Tillman: As marketers, we often talk about the benefits of both traditional and modern forms of marketing. I think we live in an environment today, though, where feedback loops [and] social listening platforms, are more relevant than ever. Because the reality is, if you look at the data, 80 percent of CEOs believe that they are delivering an exceptional experience to their customers, yet only 8 percent of their customers agree. That's what we call an experience gap.

And when you look at how you would measure that experience gap, it's a $40 billion addressable market.… If we have an ability to create technologies to help narrow that gap, [to help marketers] understand how to drive [an] exceptional customer experience … [that's] what winning in this experience economy is all about.

Moss: What advice would you give others coming up in the world of marketing or just in this crazy media world we're in today?

Tillman: First and foremost is know your authentic self. We talk a lot about building your personal brand and authenticity is really at the core of that. I always say, "Know what you're good at and focus on that." As women, we often like to spend the time focused on the areas that we're not good at and we lead with that, "Oh, I can't do this because...," or "I'm not going to speak about this because...," or "I'm not good enough because...."

We need to switch the dialogue: "I'm going to go for this because...," or "I feel I deserve that because...." Sure, there are things that everybody needs to work on, but we need to stop leading with that and lead with where we know we're good and let that shine.

…Seek the feedback from others, especially your close network because they'll say, "Hey, you're awesome at this and you don't think you are, but I think you are, and you need to be more confident around that."

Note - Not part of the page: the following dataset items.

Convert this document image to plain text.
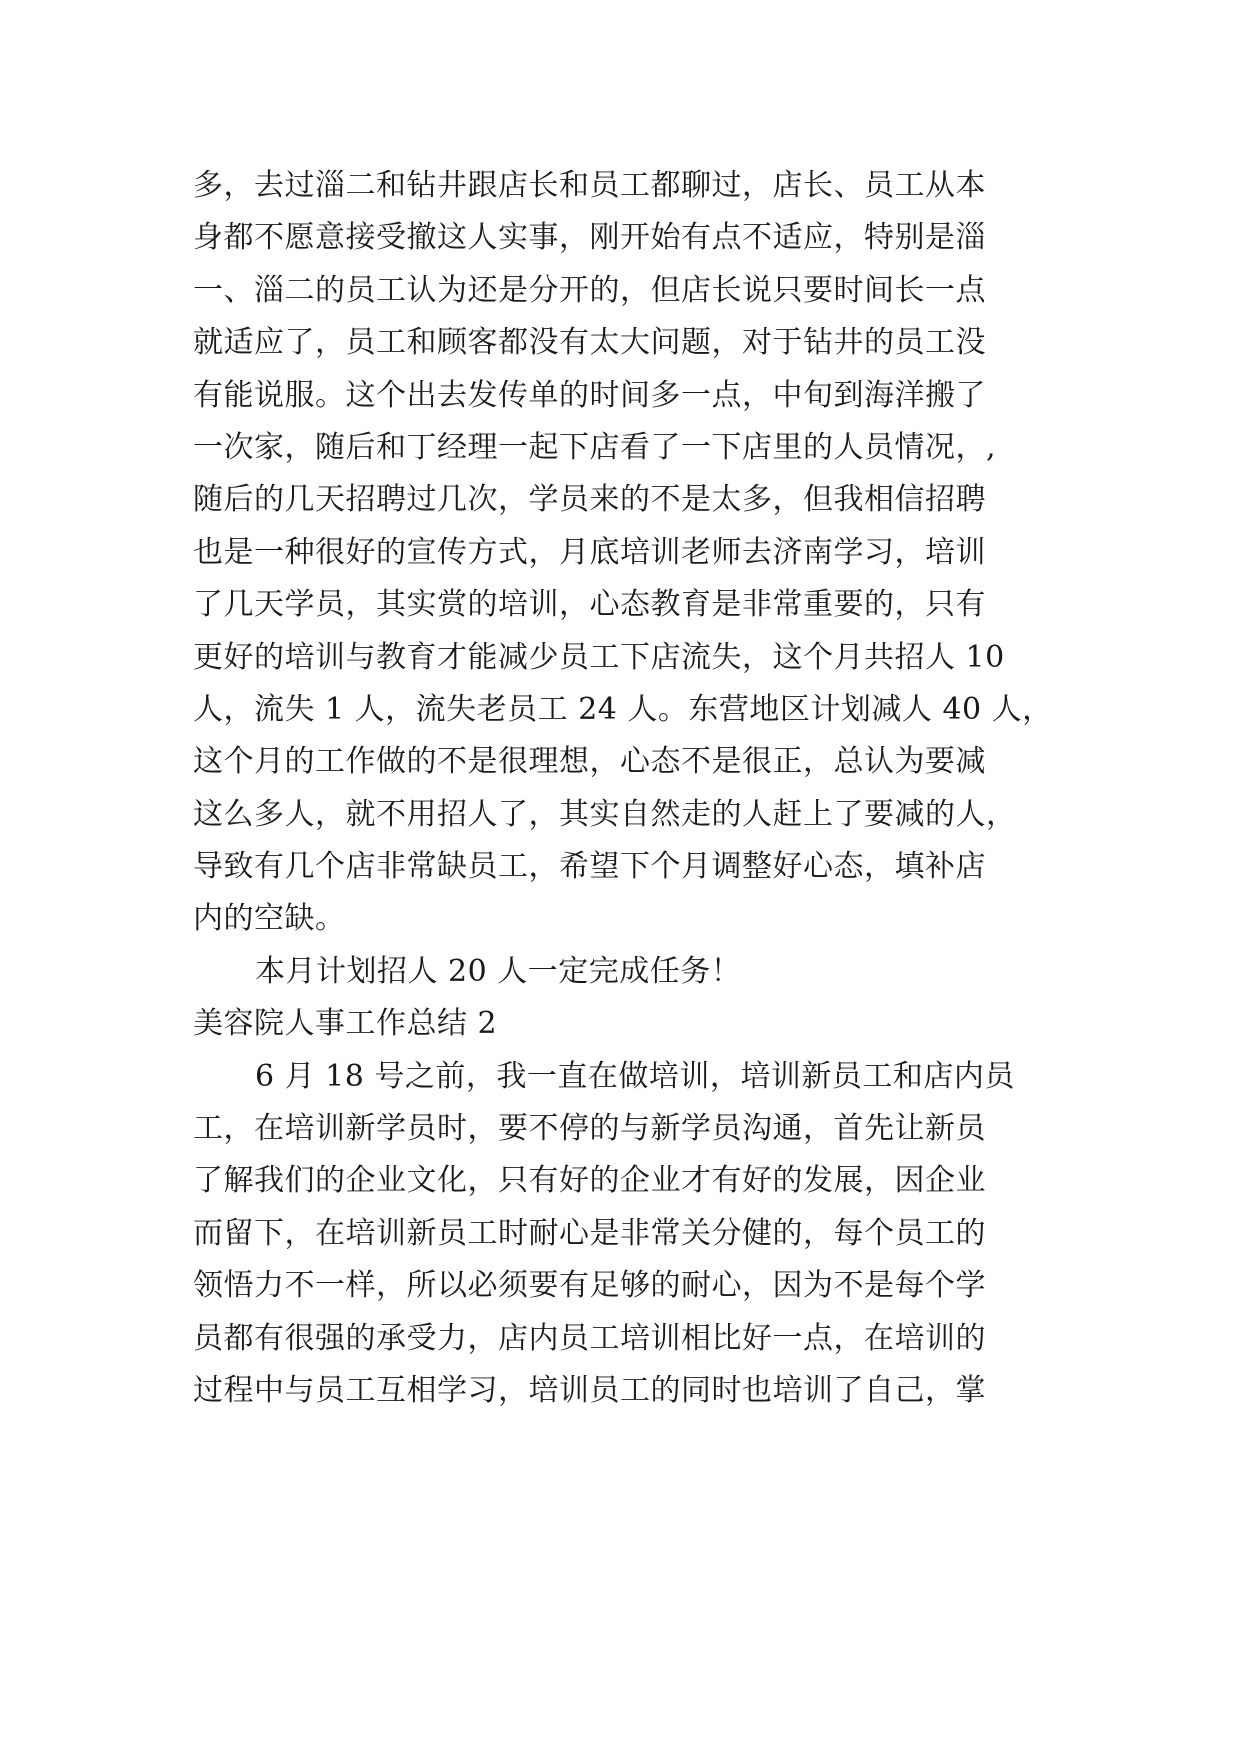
多，去过淄二和钻井跟店长和员工都聊过，店长、员工从本
身都不愿意接受撤这人实事，刚开始有点不适应，特别是淄
一、淄二的员工认为还是分开的，但店长说只要时间长一点
就适应了，员工和顾客都没有太大问题，对于钻井的员工没
有能说服。这个出去发传单的时间多一点，中旬到海洋搬了
一次家，随后和丁经理一起下店看了一下店里的人员情况，,
随后的几天招聘过几次，学员来的不是太多，但我相信招聘
也是一种很好的宣传方式，月底培训老师去济南学习，培训
了几天学员，其实赏的培训，心态教育是非常重要的，只有
更好的培训与教育才能减少员工下店流失，这个月共招人 10
人，流失 1 人，流失老员工 24 人。东营地区计划减人 40 人，
这个月的工作做的不是很理想，心态不是很正，总认为要减
这么多人，就不用招人了，其实自然走的人赶上了要减的人，
导致有几个店非常缺员工，希望下个月调整好心态，填补店
内的空缺。
本月计划招人 20 人一定完成任务！
美容院人事工作总结 2
6 月 18 号之前，我一直在做培训，培训新员工和店内员
工，在培训新学员时，要不停的与新学员沟通，首先让新员
了解我们的企业文化，只有好的企业才有好的发展，因企业
而留下，在培训新员工时耐心是非常关分健的，每个员工的
领悟力不一样，所以必须要有足够的耐心，因为不是每个学
员都有很强的承受力，店内员工培训相比好一点，在培训的
过程中与员工互相学习，培训员工的同时也培训了自己，掌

Moss: Those are great suggestions. Of course, it can be a little scary to ask for feedback....

Tillman: It is scary. And, you know, the world is often about having thick skin. I always remember the example of American Express' longtime CEO, Ken Chenault: besides being super smart, he always asked for feedback, at every turn, every project, good, bad, or indifferent. Feedback not only helps you personally, but it also helps the other person believe more in you because you care enough to ask for their feedback. And you have to realize you are not the only person accountable for your success.

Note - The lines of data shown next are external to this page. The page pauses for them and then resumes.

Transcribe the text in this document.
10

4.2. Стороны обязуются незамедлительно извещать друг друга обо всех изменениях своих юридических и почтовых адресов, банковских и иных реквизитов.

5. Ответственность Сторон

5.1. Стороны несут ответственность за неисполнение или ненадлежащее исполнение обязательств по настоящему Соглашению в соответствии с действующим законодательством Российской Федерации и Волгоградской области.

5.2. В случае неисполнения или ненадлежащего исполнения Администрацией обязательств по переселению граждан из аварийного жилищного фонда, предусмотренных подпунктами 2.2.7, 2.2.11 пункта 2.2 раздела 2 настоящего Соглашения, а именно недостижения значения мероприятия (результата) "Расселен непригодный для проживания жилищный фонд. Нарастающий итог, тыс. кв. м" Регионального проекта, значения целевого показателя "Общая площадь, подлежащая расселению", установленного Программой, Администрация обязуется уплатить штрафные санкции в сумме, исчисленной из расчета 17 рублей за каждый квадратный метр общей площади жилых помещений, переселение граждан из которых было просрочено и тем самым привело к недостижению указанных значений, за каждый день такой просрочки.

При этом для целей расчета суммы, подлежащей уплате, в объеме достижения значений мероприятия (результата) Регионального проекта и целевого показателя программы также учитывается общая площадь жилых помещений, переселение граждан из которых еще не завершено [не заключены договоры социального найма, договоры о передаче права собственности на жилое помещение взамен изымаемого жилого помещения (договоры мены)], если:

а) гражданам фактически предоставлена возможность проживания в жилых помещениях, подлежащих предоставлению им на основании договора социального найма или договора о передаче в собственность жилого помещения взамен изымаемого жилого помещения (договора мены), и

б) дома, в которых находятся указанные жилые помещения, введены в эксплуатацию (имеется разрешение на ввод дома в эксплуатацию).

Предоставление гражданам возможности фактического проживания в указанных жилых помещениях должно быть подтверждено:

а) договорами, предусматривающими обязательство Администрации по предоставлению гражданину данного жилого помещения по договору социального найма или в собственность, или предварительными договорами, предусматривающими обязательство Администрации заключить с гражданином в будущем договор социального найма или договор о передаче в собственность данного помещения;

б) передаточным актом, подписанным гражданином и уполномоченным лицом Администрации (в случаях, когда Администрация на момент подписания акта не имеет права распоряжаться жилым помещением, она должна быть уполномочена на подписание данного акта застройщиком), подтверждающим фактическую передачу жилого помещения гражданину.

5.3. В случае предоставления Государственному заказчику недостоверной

Moss: Interesting that things on our personal level can be applied to the macro-level because that's how companies also need to exact trust: by being genuine, by receiving feedback, by engaging with their actual customers. Now, with 2020 on the horizon, what do you think is going to change the most and how are you going to corral what's new in marketing?

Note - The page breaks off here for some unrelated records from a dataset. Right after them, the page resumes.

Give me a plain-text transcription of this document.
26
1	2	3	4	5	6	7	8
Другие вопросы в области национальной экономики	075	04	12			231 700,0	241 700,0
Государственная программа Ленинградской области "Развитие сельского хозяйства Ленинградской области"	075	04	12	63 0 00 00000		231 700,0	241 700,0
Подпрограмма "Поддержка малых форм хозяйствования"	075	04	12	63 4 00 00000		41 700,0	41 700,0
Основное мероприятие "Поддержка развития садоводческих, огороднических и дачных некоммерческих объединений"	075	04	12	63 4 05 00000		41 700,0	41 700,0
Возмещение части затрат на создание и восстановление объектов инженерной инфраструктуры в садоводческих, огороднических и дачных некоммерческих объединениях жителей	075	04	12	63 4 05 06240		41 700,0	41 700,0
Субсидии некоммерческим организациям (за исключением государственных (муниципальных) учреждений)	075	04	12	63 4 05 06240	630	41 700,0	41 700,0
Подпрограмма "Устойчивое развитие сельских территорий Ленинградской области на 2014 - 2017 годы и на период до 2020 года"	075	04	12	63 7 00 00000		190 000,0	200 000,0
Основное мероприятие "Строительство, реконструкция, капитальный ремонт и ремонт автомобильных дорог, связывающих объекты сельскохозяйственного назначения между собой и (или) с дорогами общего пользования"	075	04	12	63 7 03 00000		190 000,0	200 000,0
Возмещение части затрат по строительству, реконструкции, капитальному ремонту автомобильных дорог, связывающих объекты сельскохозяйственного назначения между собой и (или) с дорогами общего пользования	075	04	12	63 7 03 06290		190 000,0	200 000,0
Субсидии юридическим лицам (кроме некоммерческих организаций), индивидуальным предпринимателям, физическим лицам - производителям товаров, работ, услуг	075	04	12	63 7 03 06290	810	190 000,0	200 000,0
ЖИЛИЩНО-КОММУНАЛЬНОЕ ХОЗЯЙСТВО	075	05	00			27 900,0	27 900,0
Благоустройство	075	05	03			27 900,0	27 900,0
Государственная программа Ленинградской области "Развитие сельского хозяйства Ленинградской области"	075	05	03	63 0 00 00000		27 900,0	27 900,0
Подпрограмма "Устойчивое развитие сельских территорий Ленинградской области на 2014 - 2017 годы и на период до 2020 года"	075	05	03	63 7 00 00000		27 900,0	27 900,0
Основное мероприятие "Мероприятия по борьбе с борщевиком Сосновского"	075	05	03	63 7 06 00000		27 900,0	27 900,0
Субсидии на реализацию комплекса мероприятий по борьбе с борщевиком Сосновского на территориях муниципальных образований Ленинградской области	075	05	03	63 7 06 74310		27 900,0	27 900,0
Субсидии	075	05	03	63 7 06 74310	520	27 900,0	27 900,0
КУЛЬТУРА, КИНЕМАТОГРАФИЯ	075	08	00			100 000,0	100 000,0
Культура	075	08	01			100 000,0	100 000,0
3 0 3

Tillman: I think the number one priority of companies — and that, therefore, will then become a big focus for marketers — is how to better shape the customer experience that brands deliver; [it's] an economy where business is won or lost based on the quality of the experience you deliver. It's very easy for customers to shift to another brand that has equal, if not greater, products that can delight them more effectively.

Two other things that I think are going to be front-of-mind for marketers: the continuously evolving role of the marketing organization within a company is going to continue, [especially with] the evolving nature of technology and emphasis on customer experience. Yet, I think the value of marketing is often not being recognized at the level that it needs to be. We, as marketers, have to continuously evolve and do an excellent job in describing and aligning our value, and then measuring that value for our company.

Finally, I think, as companies, we need to have a continued focus on how we shape the purpose narrative of our brands . What is it that our business helps to enable at a much higher level for our customers? What is the purpose that we have as brands? How do we focus on things that truly matter to people, such as women in leadership positions or other topics of inclusion and why that matters within companies? It matters to employees when they choose brands they want to work for, and it matters to consumers when they're choosing brands they want to buy from. So, I think that will be a continued priority as we look out into 2020.